In the end someone got the idea to have -Man charge at -Boy in the usual i.f. meets i.o. cliche metaphor. That got -Boy shot “head over heels” back where he came from. With one huge headache that he kinda’ slept off on the family couch.

And, of course, typical to such “dreamlike” stories he kinda’ wondered if “it all REALLY happened” – or am I having false fictional memory in this case??

(Hm! Now that I think of it, I think THAT was as close to taking his own head off as he cared to come, BTW.) :smiley:


True Blue Jack

Not many people know that at the top of the Empire state building is a bar. From this bar you can see all of Manhattan, and the land for miles. It is usually empty, except for the bartender and a single customer.

One day a tourist found the bar.

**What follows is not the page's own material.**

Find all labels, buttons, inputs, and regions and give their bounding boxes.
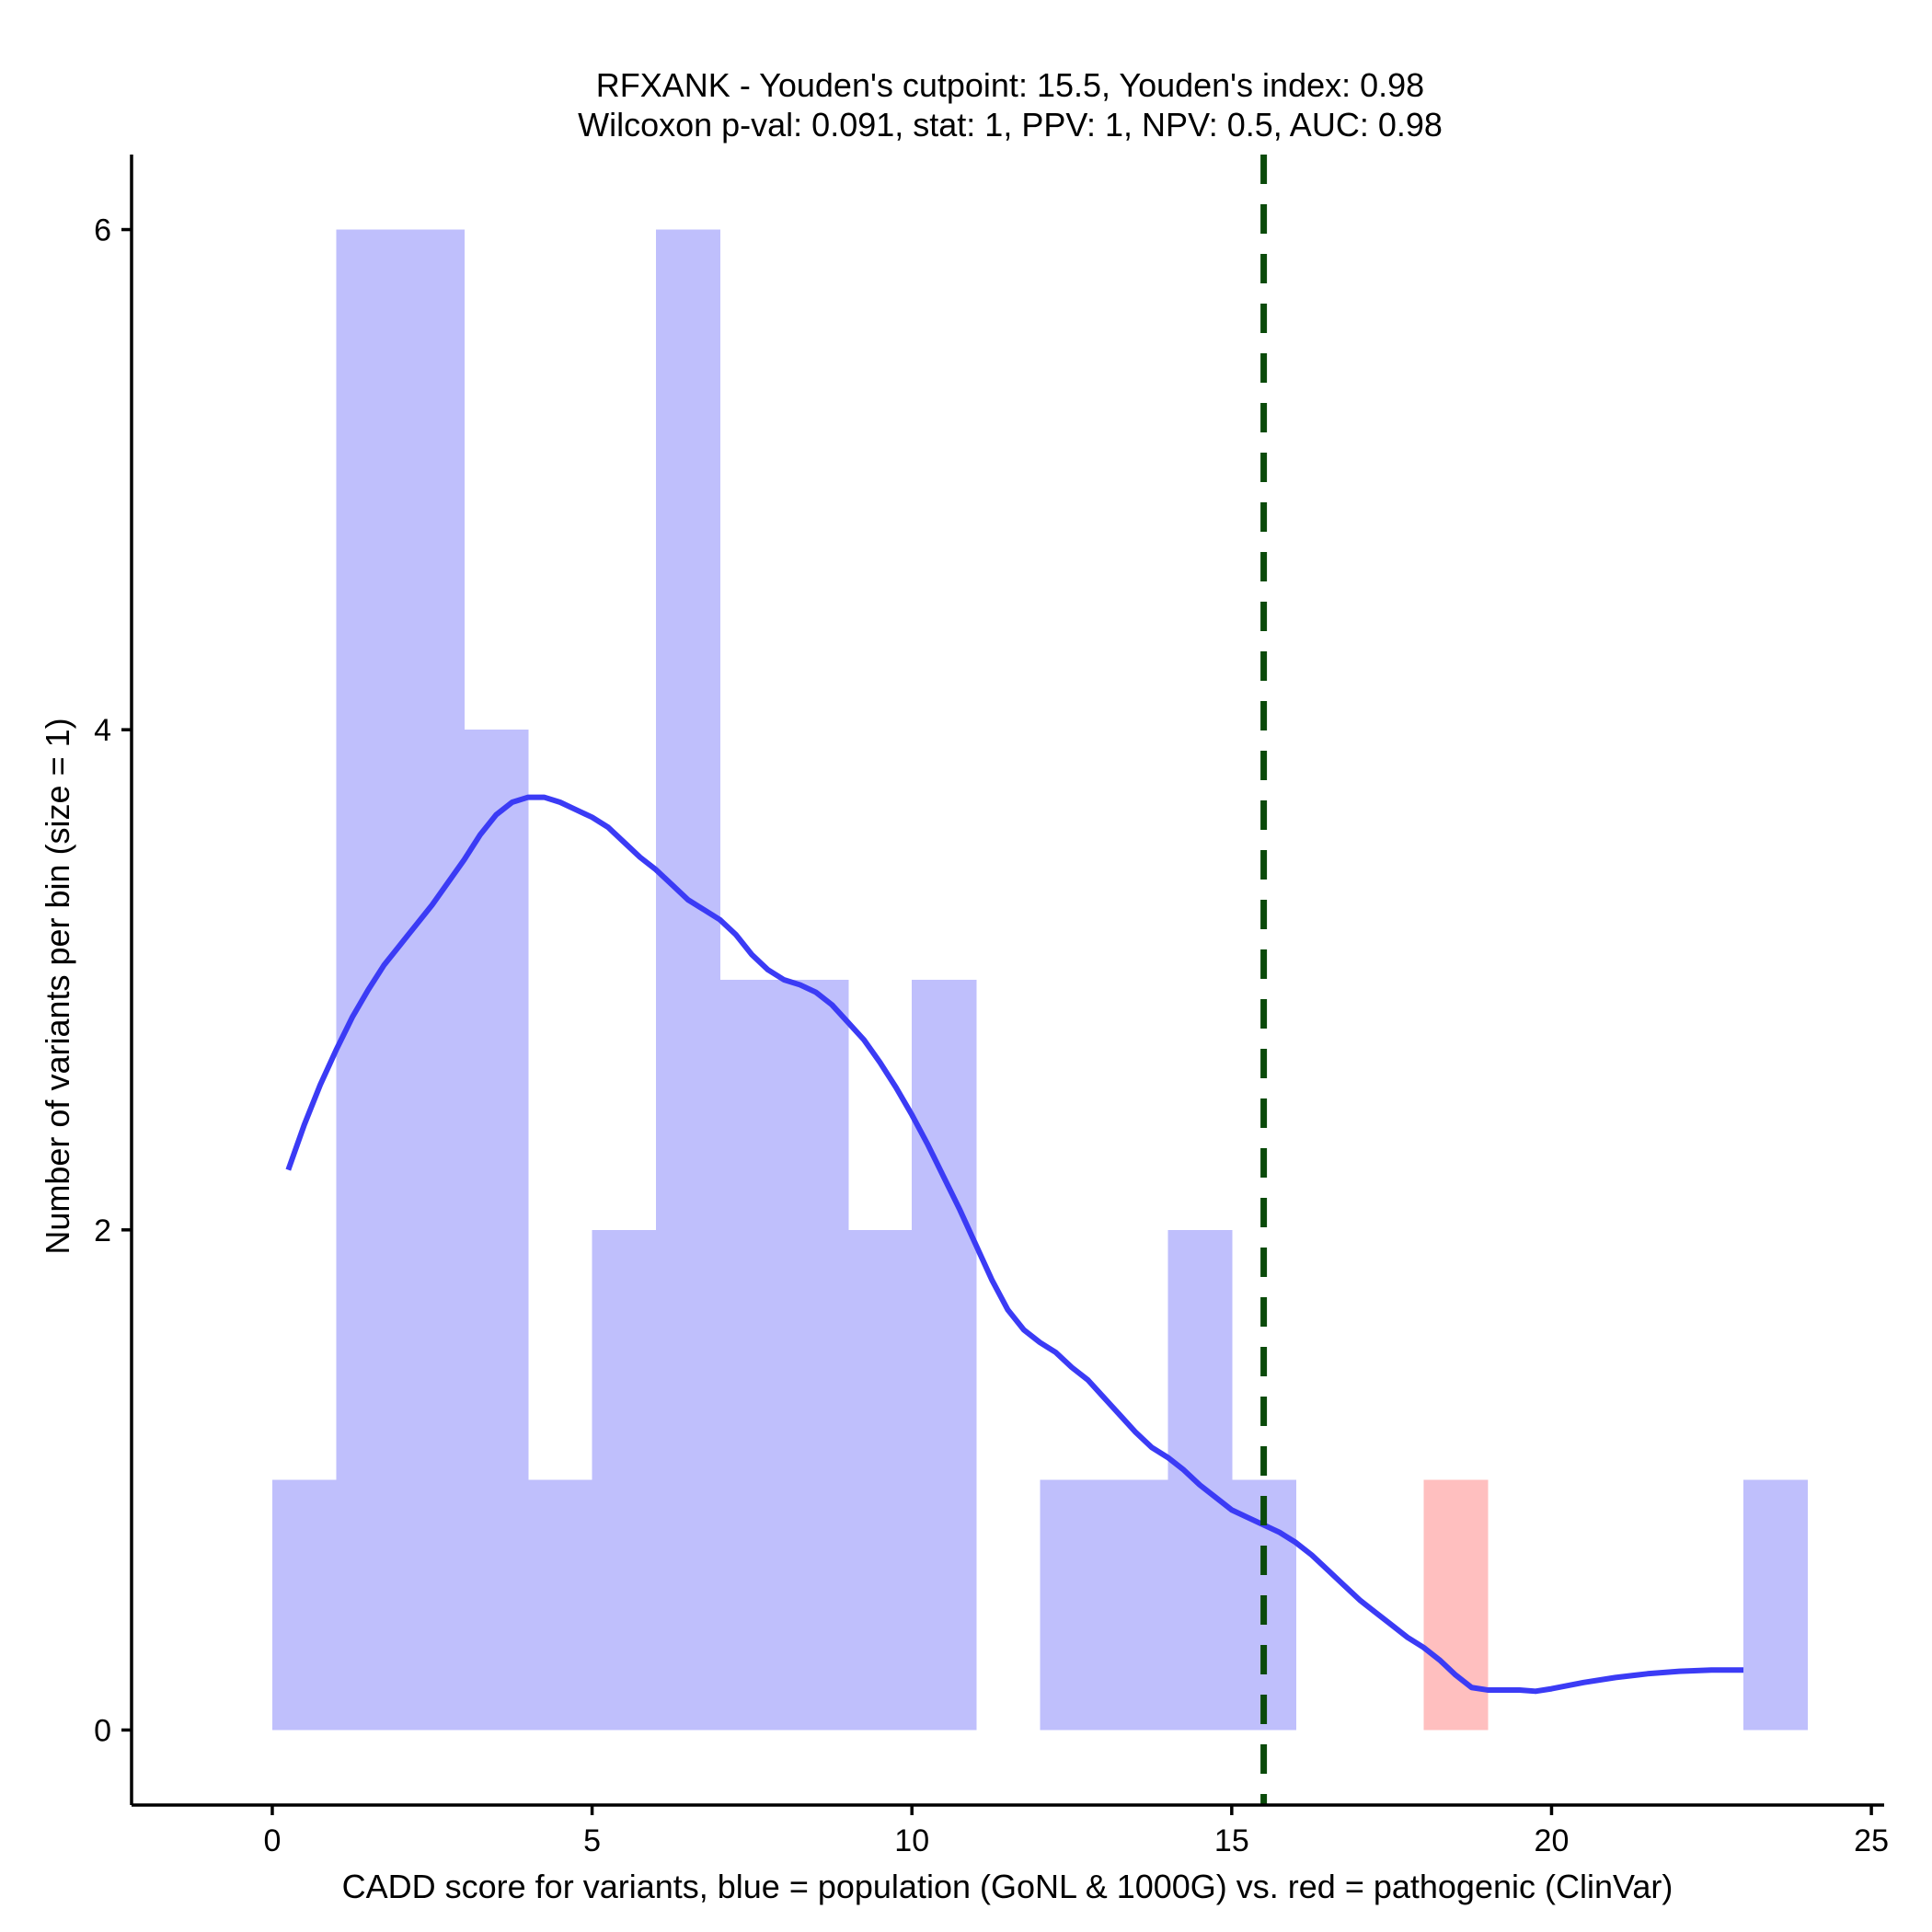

Wearing Bermuda shorts and five dollar sunglasses, he was the kind of guy New Yorkers love to hate.

He sat next to the tired looking customer and ordered a Bud.

“This is my first time in New York.” He said. The bartender and the customer respond with silence. The tourist doesn’t notice.

“Sure is a big place.” Silence.

“Fellow can see all there is to see here.” Silence.

“You sure aren’t friendly folk, are you?”

The customer stirs. He finishes his whiskey and puts the glass down.

“Where you from?” He asks the tourist.

“Topeka.”

The drunkard smiles.

“How tall is the biggest building in To - pee - ka?”

“Bout 20 stories.”

“Well we’re something like one hundred stories up. On a building like this something amazing happens. The drafts are so strong you can lean out a window and just float.”

The tourist bristles. “I won’t be made a fool of sir. Such a thing is not possible.”

The drunkard merely walks open to a window and opens it. The wind races in, howling through the bar. He leans out over the window. A little a first, and then he climbs out the rest of the way. For a couple of second he floats in front of the window, held in only by his feet. The he stretches his legs and pulls himself back in.

He smiles again. “See. Simple as can be.”

“Now I have to try that!” Says the tourist. He leans out the window and falls to his death.

“Superman, why do you always have to be such a dick?” Asks the bartender.

That’s how the Superman is a dick joke I know. sorry to go off topic.